Despite decades of work, the strongest Go computer programs could only play at the level of human amateurs. Standard AI methods, which test all possible moves and positions using a search tree, can’t handle the sheer number of possible Go moves or evaluate the strength of each possible board position.
Two players, using either white or black stones, take turns placing their stones on a board. The goal is to surround and capture their opponent's stones or strategically create spaces of territory. Once all possible moves have been played, both the stones on the board and the empty points are tallied. The highest number wins.
As simple as the rules may seem, Go is profoundly complex.
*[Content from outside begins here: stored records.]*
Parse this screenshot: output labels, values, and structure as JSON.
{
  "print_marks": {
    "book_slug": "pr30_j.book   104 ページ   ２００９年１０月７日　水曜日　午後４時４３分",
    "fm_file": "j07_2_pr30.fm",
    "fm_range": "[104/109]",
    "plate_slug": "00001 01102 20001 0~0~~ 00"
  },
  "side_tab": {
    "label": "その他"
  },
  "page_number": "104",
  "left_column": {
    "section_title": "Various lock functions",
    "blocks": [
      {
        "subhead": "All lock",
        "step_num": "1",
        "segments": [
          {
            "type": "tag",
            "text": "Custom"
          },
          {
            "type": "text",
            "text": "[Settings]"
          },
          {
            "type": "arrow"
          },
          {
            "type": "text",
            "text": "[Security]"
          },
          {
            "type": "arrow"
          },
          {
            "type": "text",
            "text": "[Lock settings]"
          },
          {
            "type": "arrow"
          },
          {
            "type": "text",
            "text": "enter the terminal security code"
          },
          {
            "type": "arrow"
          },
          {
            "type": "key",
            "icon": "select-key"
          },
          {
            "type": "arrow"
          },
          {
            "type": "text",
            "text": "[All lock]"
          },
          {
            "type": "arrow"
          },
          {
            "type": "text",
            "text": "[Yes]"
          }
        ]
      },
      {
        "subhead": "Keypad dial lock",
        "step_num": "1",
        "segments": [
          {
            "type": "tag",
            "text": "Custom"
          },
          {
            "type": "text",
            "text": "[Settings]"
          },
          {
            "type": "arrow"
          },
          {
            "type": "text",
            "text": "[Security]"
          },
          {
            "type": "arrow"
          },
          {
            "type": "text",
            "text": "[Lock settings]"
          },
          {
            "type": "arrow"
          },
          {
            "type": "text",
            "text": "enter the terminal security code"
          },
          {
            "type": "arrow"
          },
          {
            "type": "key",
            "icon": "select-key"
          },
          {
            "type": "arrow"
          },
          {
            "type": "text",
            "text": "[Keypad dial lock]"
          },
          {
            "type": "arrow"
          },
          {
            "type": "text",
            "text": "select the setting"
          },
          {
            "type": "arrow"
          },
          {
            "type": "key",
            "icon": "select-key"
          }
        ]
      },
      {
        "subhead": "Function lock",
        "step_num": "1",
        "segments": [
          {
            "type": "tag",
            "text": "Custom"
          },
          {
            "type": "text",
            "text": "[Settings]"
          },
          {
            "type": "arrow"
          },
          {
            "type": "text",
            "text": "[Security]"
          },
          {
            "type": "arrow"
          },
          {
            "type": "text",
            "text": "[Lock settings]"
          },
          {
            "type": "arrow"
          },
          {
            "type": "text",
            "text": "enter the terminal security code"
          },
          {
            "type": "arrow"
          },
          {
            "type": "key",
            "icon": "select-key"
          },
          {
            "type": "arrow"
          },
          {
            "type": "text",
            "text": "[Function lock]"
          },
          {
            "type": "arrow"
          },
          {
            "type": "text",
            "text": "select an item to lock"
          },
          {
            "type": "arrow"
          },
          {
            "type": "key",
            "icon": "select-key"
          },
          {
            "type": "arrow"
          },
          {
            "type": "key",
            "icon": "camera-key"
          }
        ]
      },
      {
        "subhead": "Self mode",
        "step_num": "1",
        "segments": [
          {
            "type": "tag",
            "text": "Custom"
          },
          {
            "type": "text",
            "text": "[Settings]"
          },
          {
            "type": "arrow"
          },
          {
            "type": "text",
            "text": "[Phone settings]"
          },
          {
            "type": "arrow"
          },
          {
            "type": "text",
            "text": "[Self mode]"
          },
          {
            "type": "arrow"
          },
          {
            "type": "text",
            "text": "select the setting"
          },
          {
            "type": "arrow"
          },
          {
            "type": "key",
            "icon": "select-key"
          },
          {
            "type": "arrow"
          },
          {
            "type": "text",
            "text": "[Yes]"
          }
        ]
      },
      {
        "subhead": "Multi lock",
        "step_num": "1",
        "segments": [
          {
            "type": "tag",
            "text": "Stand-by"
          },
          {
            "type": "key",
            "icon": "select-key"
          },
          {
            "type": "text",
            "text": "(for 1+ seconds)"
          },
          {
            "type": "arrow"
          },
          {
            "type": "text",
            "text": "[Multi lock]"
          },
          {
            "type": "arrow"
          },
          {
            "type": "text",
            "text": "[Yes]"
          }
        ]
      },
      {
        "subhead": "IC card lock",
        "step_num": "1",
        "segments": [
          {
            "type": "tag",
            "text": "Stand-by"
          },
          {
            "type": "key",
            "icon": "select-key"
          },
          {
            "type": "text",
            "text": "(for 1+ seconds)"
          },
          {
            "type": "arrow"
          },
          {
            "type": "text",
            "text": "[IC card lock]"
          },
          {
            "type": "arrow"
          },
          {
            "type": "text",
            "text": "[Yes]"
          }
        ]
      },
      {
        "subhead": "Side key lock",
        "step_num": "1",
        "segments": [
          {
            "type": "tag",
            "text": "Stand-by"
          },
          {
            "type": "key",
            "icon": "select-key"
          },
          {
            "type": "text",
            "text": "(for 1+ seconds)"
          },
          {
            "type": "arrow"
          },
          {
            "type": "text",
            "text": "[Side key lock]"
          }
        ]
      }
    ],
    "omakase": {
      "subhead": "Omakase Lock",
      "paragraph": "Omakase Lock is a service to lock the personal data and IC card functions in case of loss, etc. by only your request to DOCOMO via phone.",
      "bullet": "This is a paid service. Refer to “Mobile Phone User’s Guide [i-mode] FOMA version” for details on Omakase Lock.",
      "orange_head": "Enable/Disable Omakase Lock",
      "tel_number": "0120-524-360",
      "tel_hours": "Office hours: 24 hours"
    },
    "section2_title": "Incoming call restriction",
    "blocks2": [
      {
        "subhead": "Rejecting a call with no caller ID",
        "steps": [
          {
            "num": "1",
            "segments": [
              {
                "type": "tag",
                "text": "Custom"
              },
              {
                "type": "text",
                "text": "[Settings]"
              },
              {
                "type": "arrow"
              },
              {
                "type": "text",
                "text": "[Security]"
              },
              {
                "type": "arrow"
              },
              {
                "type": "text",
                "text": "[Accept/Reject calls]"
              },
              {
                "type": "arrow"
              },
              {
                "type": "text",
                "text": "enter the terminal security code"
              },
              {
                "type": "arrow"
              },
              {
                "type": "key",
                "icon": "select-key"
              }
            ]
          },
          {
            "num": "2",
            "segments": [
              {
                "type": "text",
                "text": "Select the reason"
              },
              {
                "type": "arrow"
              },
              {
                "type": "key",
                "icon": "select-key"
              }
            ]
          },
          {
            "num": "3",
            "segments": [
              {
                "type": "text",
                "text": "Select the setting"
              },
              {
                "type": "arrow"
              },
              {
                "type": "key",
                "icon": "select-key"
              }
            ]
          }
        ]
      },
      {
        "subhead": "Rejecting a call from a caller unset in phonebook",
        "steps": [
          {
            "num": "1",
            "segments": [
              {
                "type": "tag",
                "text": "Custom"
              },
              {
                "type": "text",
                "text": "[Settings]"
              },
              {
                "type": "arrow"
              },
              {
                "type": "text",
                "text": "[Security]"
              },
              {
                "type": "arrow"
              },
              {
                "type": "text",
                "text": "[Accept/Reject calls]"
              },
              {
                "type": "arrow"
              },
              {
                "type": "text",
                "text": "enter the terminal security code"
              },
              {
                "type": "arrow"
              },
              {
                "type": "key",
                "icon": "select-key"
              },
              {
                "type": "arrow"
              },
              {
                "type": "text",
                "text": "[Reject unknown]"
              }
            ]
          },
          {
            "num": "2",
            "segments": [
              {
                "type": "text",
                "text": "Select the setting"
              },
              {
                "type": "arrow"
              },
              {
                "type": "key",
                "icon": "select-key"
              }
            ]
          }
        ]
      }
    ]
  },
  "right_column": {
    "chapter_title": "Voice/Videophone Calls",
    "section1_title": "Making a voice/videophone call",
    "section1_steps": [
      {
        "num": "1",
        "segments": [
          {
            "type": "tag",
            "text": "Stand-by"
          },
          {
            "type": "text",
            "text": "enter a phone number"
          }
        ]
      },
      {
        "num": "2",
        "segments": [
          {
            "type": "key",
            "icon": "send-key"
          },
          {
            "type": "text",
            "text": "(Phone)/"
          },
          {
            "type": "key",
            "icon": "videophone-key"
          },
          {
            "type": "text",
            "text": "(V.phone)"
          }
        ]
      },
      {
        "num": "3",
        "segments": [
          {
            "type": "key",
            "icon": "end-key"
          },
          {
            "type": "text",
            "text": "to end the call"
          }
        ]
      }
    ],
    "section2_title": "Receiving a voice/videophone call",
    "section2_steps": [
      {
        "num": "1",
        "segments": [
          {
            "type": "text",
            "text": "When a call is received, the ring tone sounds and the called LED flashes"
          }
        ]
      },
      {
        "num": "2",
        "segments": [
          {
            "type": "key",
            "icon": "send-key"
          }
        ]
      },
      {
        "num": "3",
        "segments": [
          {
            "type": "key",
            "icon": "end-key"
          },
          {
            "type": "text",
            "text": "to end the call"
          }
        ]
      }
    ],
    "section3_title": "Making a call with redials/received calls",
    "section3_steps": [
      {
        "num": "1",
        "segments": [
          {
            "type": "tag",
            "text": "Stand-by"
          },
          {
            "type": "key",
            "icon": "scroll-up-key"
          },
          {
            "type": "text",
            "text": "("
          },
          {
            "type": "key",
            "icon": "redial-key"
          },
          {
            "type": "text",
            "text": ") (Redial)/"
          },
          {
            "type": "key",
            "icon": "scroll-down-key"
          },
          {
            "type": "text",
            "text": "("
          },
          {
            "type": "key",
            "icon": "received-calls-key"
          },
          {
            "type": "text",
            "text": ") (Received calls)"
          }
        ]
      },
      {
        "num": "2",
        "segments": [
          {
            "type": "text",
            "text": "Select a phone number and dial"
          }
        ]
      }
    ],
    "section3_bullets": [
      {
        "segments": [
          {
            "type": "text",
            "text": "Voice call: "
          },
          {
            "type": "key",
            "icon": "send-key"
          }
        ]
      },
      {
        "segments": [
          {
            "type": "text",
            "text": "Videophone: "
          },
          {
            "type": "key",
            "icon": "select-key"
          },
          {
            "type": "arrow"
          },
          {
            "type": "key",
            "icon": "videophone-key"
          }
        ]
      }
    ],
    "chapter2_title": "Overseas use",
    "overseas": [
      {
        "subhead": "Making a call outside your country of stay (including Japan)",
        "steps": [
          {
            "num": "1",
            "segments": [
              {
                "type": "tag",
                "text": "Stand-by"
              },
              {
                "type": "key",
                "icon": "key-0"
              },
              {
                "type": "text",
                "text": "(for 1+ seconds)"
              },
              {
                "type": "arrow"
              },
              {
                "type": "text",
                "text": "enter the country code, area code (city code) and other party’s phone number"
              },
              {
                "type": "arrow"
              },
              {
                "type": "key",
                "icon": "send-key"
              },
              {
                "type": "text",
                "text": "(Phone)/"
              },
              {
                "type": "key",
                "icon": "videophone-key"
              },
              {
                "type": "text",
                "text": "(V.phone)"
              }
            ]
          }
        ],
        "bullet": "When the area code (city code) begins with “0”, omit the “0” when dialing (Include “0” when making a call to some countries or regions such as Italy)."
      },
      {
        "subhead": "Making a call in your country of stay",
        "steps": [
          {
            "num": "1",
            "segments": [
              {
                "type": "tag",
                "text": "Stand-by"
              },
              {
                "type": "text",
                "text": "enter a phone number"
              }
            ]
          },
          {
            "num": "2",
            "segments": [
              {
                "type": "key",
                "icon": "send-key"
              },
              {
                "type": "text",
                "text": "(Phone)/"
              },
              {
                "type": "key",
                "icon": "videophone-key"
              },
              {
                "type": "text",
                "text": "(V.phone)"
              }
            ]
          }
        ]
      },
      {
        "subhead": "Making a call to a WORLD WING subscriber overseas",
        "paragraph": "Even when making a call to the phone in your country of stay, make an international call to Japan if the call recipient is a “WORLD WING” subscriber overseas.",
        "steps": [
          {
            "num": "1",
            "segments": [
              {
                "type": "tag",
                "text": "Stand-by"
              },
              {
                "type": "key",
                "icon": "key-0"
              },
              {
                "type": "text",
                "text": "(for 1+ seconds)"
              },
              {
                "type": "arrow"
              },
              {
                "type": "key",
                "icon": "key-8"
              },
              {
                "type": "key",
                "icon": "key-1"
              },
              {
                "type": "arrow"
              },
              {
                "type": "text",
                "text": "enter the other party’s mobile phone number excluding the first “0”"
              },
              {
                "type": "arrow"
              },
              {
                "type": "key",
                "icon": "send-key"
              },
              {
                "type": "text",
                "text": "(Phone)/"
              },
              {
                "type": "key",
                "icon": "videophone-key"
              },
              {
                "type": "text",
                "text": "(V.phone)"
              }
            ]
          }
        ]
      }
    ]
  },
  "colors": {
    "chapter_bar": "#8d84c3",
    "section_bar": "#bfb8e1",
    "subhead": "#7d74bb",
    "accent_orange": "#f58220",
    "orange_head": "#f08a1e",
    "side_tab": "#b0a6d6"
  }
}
There are an astonishing 10 to the power of 170 possible board configurations - more than the number of atoms in the known universe. This makes the game of Go a googol times more complex than chess.
We created AlphaGo, a computer program that combines advanced search tree with deep neural networks. These neural networks take a description of the Go board as an input and process it through a number of different network layers containing millions of neuron-like connections.
One neural network, the “policy network”, selects the next move to play. The other neural network, the “value network”, predicts the winner of the game. We introduced AlphaGo to numerous amateur games to help it develop an understanding of reasonable human play. Then we had it play against different versions of itself thousands of times, each time learning from its mistakes.
Over time, AlphaGo improved and became increasingly stronger and better at learning and decision-making. This process is known as reinforcement learning. AlphaGo went on to defeat Go world champions in different global arenas and arguably became the greatest Go player of all time.
AlphaGo then competed against legendary Go player Mr Lee Sedol, the winner of 18 world titles, who is widely considered the greatest player of the past decade. AlphaGo's 4-1 victory in Seoul, South Korea, on March 2016 was watched by over 200 million people worldwide. This landmark achievement was a decade ahead of its time.
The game earned AlphaGo a 9 dan professional ranking, the highest certification. This was the first time a computer Go player had ever received the accolade. During the games, AlphaGo played several inventive winning moves, several of which - including move 37 in game two - were so surprising that they upended hundreds of years of wisdom. Players of all levels have extensively examined these moves ever since.
In January 2017, we revealed an improved, online version of AlphaGo called Master. This online player achieved 60 straight wins in time-control games against top international players.
Four months later, AlphaGo took part in the Future of Go Summit in China, the birthplace of Go. The five-day festival created an opportunity to explore the mysteries of Go in a spirit of mutual collaboration with the country’s top players. Designed to help unearth even more strategic moves, the summit included various game formats such as pair Go, team Go, and a match with the world’s number one player Ke Jie.
This powerful technique is no longer constrained by the limits of human knowledge. Instead, the computer program accumulated thousands of years of human knowledge during a period of just a few days and learned to play Go from the strongest player in the world, AlphaGo.
AlphaGo Zero quickly surpassed the performance of all previous versions and also discovered new knowledge, developing unconventional strategies and creative new moves, including those which beat the World Go Champions Lee Sedol and Ke Jie. These creative moments give us confidence that AI can be used as a positive multiplier for human ingenuity.
AlphaZero replaces hand-crafted heuristics with a deep neural network and algorithms that are given nothing beyond the basic rules of the game. By teaching itself, AlphaZero developed its own unique and creative style of play in all three games.
In its chess games, for example, players saw it had developed a highly dynamic and “unconventional” style of play that differed from any previous chess playing engine. Many of its “game changing” ideas have since been taken up at the highest level of play.
It does this by learning a model of its environment and combining it with AlphaZero’s powerful lookahead tree search. This allows it to plan winning strategies in unknown domains, a significant leap forward in the capabilities of reinforcement learning algorithms and an important step towards our mission of building general-purpose learning systems.
While it is still early days, the ideas behind MuZero's powerful learning and planning algorithms may pave the way towards tackling new problems in messy real-world environments where the “rules of the game” are unknown.